Kenanga Research & Investment

Boustead Holdings - 1H13 in line with ours but below street

kiasutrader
Publish date: Thu, 22 Aug 2013, 09:47 AM

Period     2Q13/1H13

Actual vs.  Expectations   For 1H13, Boustead Holdings (“Boustead”) reported net profit of RM161m, which was generally in line with  our expectation at 45% of our full-year forecast. However, the result was below street consensus at only 40% of the street’s full-year forecast. This brings its 1HFY13 total dividend to 15.0 sen.

Dividends    A second interim single tier DPS of 7.5 sen was declared.

Key Result Highlights    QoQ, the 2Q13 net profit came in lower at RM61m (-39% QoQ) largely dragged down by the plantation, pharmaceutical and heavy industries segments. Plantation earnings were hit by: (i) lower FFB crop output and higher estate costs particularly manuring; and (ii) lower  average CPO price. Pharmaceutical division was also hit by provisions for obsolete and soon-to-expire stocks due to a slowdown in orders from the concession business. In the heavy industries division, earnings were dragged down by the air transportation and support services segment under MHS Aviation on lower revenue but higher depreciation and funding cost on two new aircrafts. 

YoY, 1HFY13 net profit fell 14% to RM161.1m due to the weaker plantation and pharmaceutical divisions. Plantation was hit by both lower palm product prices and FFB crop production.  ASPs for FFB, palm oil and palm kernel fell 31%, 27% and 39%, respectively. In the case of pharmaceutical division, lower concession sales, provision for doubtful debts and a lower manufacturing profit due to a drop in production volume dragged down earnings. Property division was the only star performer underpinned by gains from disposal of an investment property and higher progress billings. (For a more detailed explanation, please refer to the table overleaf.)

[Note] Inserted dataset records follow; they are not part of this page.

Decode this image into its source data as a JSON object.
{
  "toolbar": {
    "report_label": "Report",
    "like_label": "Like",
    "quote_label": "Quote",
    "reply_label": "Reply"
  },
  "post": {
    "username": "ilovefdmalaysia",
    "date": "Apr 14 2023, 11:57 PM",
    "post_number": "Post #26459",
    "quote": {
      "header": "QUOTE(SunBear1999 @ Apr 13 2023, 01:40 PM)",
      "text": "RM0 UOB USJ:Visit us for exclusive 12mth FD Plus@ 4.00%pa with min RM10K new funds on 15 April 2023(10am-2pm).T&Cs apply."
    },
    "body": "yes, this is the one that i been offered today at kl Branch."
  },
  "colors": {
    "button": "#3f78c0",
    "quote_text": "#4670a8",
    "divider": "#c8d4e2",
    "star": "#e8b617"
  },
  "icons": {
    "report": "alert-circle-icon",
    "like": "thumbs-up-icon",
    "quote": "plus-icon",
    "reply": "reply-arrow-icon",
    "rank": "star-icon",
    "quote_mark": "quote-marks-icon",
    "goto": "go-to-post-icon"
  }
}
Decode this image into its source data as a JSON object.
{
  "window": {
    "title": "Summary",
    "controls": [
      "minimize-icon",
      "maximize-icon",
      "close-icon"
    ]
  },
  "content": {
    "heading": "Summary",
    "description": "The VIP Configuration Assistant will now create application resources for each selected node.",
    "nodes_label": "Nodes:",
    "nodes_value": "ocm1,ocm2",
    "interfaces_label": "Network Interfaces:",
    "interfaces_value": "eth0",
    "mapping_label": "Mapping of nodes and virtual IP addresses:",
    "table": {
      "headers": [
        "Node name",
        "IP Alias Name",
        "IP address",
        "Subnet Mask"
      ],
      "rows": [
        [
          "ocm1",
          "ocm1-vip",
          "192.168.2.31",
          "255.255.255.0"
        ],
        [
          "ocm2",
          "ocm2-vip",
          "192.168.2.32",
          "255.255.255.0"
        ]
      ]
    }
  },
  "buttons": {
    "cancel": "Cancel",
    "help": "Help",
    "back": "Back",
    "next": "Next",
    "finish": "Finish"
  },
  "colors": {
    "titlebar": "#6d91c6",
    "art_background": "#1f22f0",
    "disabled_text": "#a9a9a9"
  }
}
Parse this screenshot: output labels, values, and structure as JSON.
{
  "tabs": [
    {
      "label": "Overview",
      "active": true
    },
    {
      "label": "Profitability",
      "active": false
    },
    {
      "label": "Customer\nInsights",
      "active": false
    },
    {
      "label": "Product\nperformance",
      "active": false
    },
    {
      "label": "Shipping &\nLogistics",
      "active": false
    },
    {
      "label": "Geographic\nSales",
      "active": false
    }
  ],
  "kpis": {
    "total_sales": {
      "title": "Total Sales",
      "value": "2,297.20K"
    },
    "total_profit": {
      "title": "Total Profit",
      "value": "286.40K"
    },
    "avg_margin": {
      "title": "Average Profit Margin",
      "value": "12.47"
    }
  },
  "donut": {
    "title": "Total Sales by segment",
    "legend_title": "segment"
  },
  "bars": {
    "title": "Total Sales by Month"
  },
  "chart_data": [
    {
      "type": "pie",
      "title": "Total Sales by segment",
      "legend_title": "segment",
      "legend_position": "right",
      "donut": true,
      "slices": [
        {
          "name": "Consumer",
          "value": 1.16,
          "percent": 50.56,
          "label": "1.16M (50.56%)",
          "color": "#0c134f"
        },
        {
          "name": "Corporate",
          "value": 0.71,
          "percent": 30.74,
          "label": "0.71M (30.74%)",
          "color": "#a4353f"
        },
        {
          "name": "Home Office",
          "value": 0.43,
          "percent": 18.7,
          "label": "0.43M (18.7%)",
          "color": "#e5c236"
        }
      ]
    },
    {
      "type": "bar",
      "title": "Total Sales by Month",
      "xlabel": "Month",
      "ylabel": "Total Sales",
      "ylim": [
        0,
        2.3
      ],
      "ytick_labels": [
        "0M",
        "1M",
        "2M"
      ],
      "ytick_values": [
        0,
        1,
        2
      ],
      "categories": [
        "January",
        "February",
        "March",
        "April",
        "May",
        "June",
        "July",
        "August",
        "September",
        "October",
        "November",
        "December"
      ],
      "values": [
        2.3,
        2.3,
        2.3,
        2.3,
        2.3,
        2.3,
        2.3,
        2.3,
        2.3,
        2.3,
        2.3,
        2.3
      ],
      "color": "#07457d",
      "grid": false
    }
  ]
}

Outlook    Boustead’s prospects are expected to be mixed. 

We expect the trading & manufacturing, and pharmaceutical divisions to show growth and sustainable recurring incomes. The trading & manufacturing division’s growth will  be underpinned by its captive market from Boustead Petroleum Marketing Sdn Bhd, which conducts marketing and distribution of petroleum products under the BHPetrol retailing brand. Its pharmaceutical division is supported by Pharmaniaga Logistics’ government concession agreement.  

The plantation earnings meanwhile will be more volatile and will hinge largely on CPO price movements. The outlook of the division’s growth prospect is not too promising since 91% of its plantation lands have already matured. 

In the property division, the earnings growth here is likely to be flat as there have been no new large-scale property projects launching of late. 

The heavy industries division is expected to remain stable. However, we are uncertain whether there will be any potential future cost overruns for its legacy commercial projects. 

Change to Forecasts     No changes in our forecasts. 

Rating         Maintain MARKET PERFORM with a SOP target price of RM5.52. Their saving grace is a 5.0% dividend yield.

Risks    Further weakness in CPO prices.

Delays in the delivery of LCSs and cost escalations.